Dünya kapitalizmine diyalektik bağlantılı olarak Türkiye kapitalizminin kriz , çöküş halinden kaynaklı alt yapı ve üst yapı olarak yıkım durumu devam ediyor. Dolayısıyla kapitalizm içinde aranan her çözüm yeni çözümsüzlük üretmekte bir açmaz ,tıkanma, sürdürülemezlik yaratıyor.
Gelinen noktada seçim tarihine artık iyice yaklaştığı koşullarda analoji yaparsak at izinin, it izine karıştığı belirsizlik, aleni provokasyon gibi gelişmeler “yıkıcı kaos” üreterek devam ediyor. Yakın döneme baktığımızda muhalif partilerin binalarının kurşunlanması, seçim bürolarına değişik yöntemlerle saldırılar, 13. Cumhurbaşkanı adayı Kılıçdaroğlu’na yönelik provokatif girişimler, tehditler, depremzedeler üstünden yapılan istismarlar, 6284 sayılı Yasa’nın, ailenin korunması adına LBGT + ların hedefe konması gibi din, mezhep, etnik köken, cinsiyet vb . militarizm ve şovenizm üstünden yapılan düşmanlık, ayrımcılık, farklılıkları kışkırtma etkin şekilde devam etmektedir.
Günlük geliştirmelere baktığımızda ise dünya direniş literatürüne geçen, adeta egemenlerin kabusu olan, dostlara güven ve direnç azmi ve kararlılığı veren Cumartesi Annelerinin 20 yılı aşan isyanlarına egemenlerin saldırıları devam ediyor. Son günlerde yine rutin saldırı ile 15 kişi gözaltına alınmıştır. Yine Afrika Gabon’lu 17 yaşındaki bir kadının öldürülmesi sistemin kirliliğinin, ırkçılığının somut göstergesi olmuştur.
Bugünlerde ise AKP Çukurova ilçe binasına yapılan silahlı saldırı da dahil provokatif saldırıların devamı sürpriz olmayacaktır. Seçim tarihine artık günlerin sayıldığı koşullarda derin yerlerin daha yoğun harekete geçeceğinin somut, aleni işaretleri de gelmeye başlamıştır. İktidarın Öcalan ile görüşmek için İmralı’ya heyet gönderdiği ve geçmişteki gibi bekledikleri mektup getirme vb . olumlu cevap alamadıkları belirtiliyor. Yine provokatif gelişme olarak Millet İttifakı olası iktidarında özelliklede CHP’nin Öcalan’ı cezaevinden çıkaracağı iddiaları da devam etmektedir. Ayrıca bir kaç ay önce iç ve dış egemenlerin iktidarın geleceğini belirleyeceği Yalı toplantısı benzerleri de devam etmektedir.

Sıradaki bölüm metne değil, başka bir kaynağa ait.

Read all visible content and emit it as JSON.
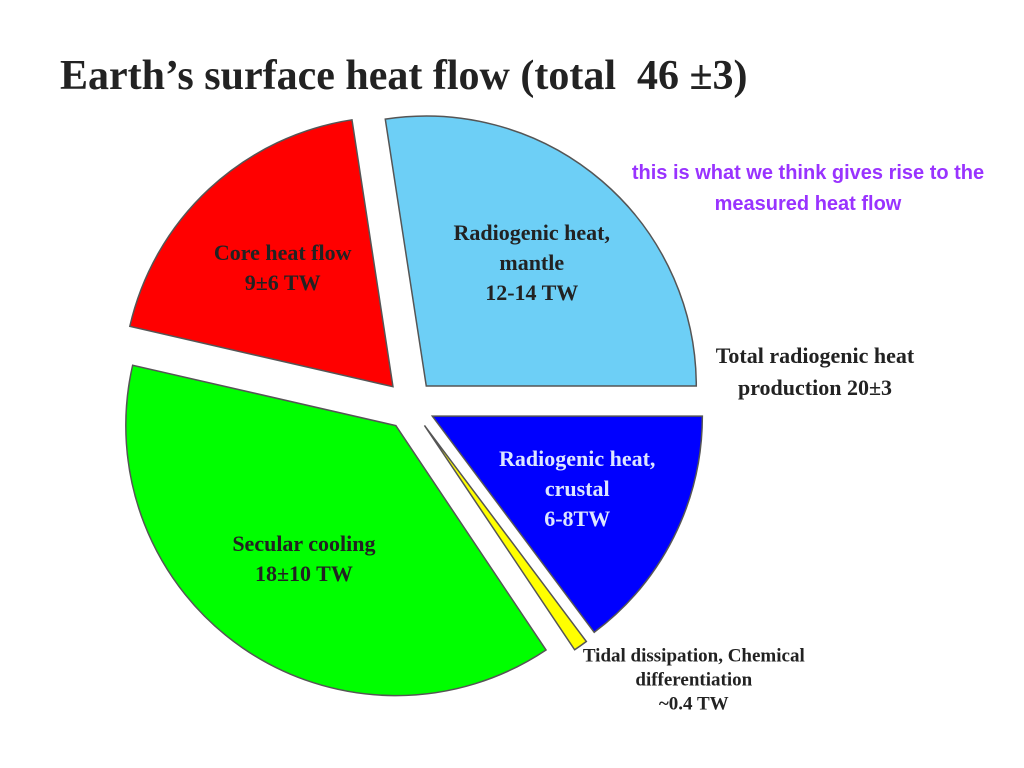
{
  "chart_data": {
    "type": "pie",
    "title": "Earth’s surface heat flow (total  46 ±3)",
    "categories": [
      "Radiogenic heat, mantle",
      "Core heat flow",
      "Secular cooling",
      "Tidal dissipation, Chemical differentiation",
      "Radiogenic heat, crustal"
    ],
    "values": [
      13,
      9,
      18,
      0.4,
      7
    ],
    "value_labels": [
      "12-14 TW",
      "9±6 TW",
      "18±10 TW",
      "~0.4 TW",
      "6-8TW"
    ],
    "colors": [
      "#6dcff6",
      "#ff0000",
      "#00ff00",
      "#ffff00",
      "#0000ff"
    ],
    "annotations": [
      "Total radiogenic heat production 20±3",
      "this is what we think gives rise to the measured heat flow"
    ]
  }
}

Yine son günlerde özellikle büyük ve etkin patronların kendi içlerinde toplantılar yaptıkları belirtilmektedir. Bu toplantılar başat olarak seçim sonuçları ve olası Milet İttifakının iktidarında uygulayacağı ekonomik kararlara dönük olmuştur. Seçim sonuçlarına dönük iktidar ile Millet İttifakı arasında yüzde farkı olarak Millet İttifakı lehine yüzde 1-2 fark olursa özellikle Erdoğan’ın bu sonucu kabul etmeyerek her türlü şaibeye dönük manipülasyon yapabileceği söyleniyor. Patronlar Millet İttifakı iktidar olursa özellikle ekonomik olarak enkaz devir alacağı bu anlamda elbette kendi çıkarlarına dönük ekonomik beklentileri olduğunu belirtiyorlar. Ayrıca kitle hareketlerinin radikalleşmesinden endişeli olduklarını da belirtiyorlar.
Güncel, somut gelişmeler böyle şekillenirken, bir önceki yazımızda belirttiğimiz toplumsal ve siyasal muhalefetin ne yapacağı konusu seçim tarihi yaklaştıkça akutluğunu devam ettirmektedir. Ayrıca sol-sosyalistlerin praksis şeklinde nesnel olarak testten geçme süreçleri de kesintisiz devam ediyor, giderek süreç daha da netleşecek. Dolayısıyla legal- Marksizm – Sosyalizm ile Devrimci Marksizm arasında diyalektik kopuş devam ediyor. Son günlerde buna dönük bir kaç gelişme üzerinde de değerlendirme yapacağımızı belirtelim.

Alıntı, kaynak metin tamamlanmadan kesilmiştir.